The key disadvantage of standing offers is:
- correctly setting the offer price and specifying which types of offer rights will be accepted for acquisition. If the offer price too low, this will be become appparent as few takers will come forward and the price will need to be adjusted and re-advertised. If the price is set too high, more offers will be received than are needed and the purchaser will have determine which an offer rights to acquire, and which to reject inaddition to paying more than was necessary to acquire the quantity needed.
Examples of Standing offer
- Standing offer for supply of office equipment: An office may enter into a standing offer with a supplier to provide them with any needed office equipment such as desks, chairs, computers, printers, and other supplies. The supplier will have already negotiated a price, terms and conditions, and delivery times.
- Standing offer for food services: A school or university may enter into a standing offer with a food services provider to provide meals for their students. The food services provider will have already negotiated prices, terms and conditions, and delivery times.
- Standing offer for software: A business may enter into a standing offer with a software provider to provide them with software solutions. The software provider will have already negotiated prices, terms and conditions, and delivery times.

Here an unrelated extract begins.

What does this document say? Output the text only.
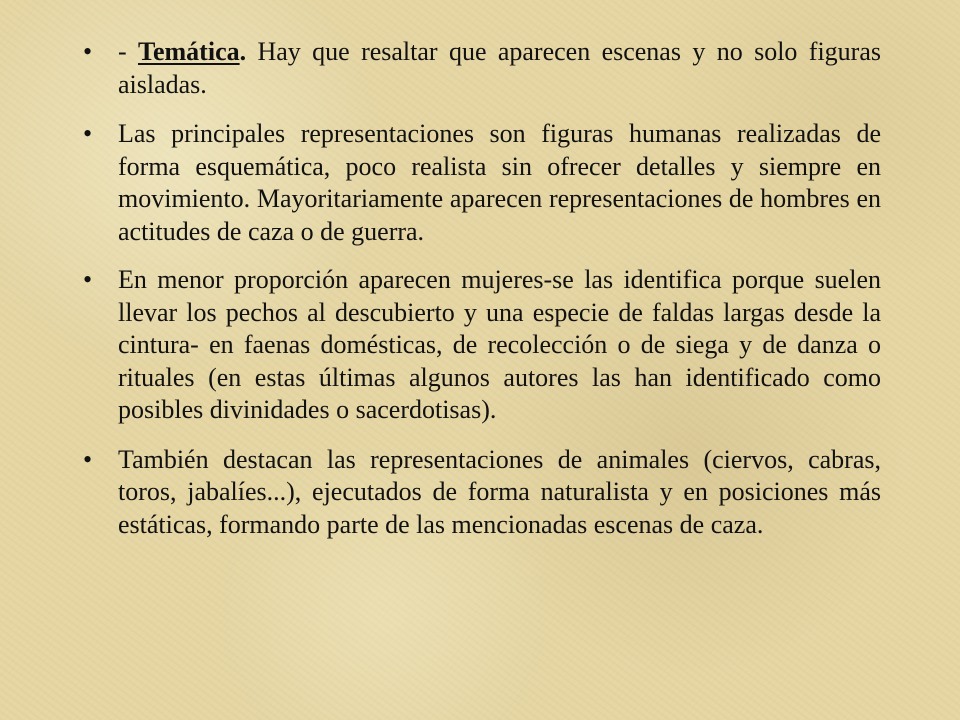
• - Temática. Hay que resaltar que aparecen escenas y no solo figuras aisladas.
• Las principales representaciones son figuras humanas realizadas de forma esquemática, poco realista sin ofrecer detalles y siempre en movimiento. Mayoritariamente aparecen representaciones de hombres en actitudes de caza o de guerra.
• En menor proporción aparecen mujeres-se las identifica porque suelen llevar los pechos al descubierto y una especie de faldas largas desde la cintura- en faenas domésticas, de recolección o de siega y de danza o rituales (en estas últimas algunos autores las han identificado como posibles divinidades o sacerdotisas).
• También destacan las representaciones de animales (ciervos, cabras, toros, jabalíes...), ejecutados de forma naturalista y en posiciones más estáticas, formando parte de las mencionadas escenas de caza.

- Standing offer for professional services: A company may enter into a standing offer with a professional services provider to provide them with services such as accounting, legal, consulting, or technology services. The professional services provider will have already negotiated prices, terms and conditions, and delivery times.
A one-sentence introduction to the other approaches related to Standing Offer is: Other approaches related to Standing Offer are:
- Request for Proposal (RFP): Request for Proposal (RFP) is a process when an organization seeks to identify the best offer from potential suppliers of goods or services. It involves an invitation from the organization to suppliers to submit their best offers for the products or services as specified in the RFP.
- Request for Quotation (RFQ): Request for Quotation (RFQ) is a process in which an organization requests potential suppliers to provide a quotation for specific goods or services. The RFQ document contains the details of the requirements and the evaluation criteria to determine the best offer.
- Invitation to Tender (ITT): Invitation to Tender (ITT) is a process in which an organization invites potential suppliers to submit their best offers for a specific project or contract. The ITT document contains the details of the project, evaluation criteria and selection criteria to determine the best offer.
- Request for Information (RFI): Request for Information (RFI) is a process in which an organization requests potential suppliers to provide information about their products or services. The RFI document contains the details of the requirements and the evaluation criteria to determine the best offer.
In summary, other approaches related to Standing Offer include Request for Proposal (RFP), Request for Quotation (RFQ), Invitation to Tender (ITT) and Request for Information (RFI). Each of these processes involve an invitation from the organization to suppliers to submit their best offers for the products or services as specified in the relevant document.
Footnotes
References
- Agthe D.E., Billings R.B., Buras N., (2003). Managing Urban Water Supply , Springer Science & Business Media, Dordrecht.
- Kuchhal M.C., Kuchhal V., (2017). Business Laws,Vikas Publishing House, New Delhi.
- Mackie P., (2014). Materials Management Techniques: Second Edition: Essentials of Supply Chain Management , Productive Publications, Toronto.
- Tulsian P.C., (2000). Business Law, Tata McGraw-Hill Education , New Delhi.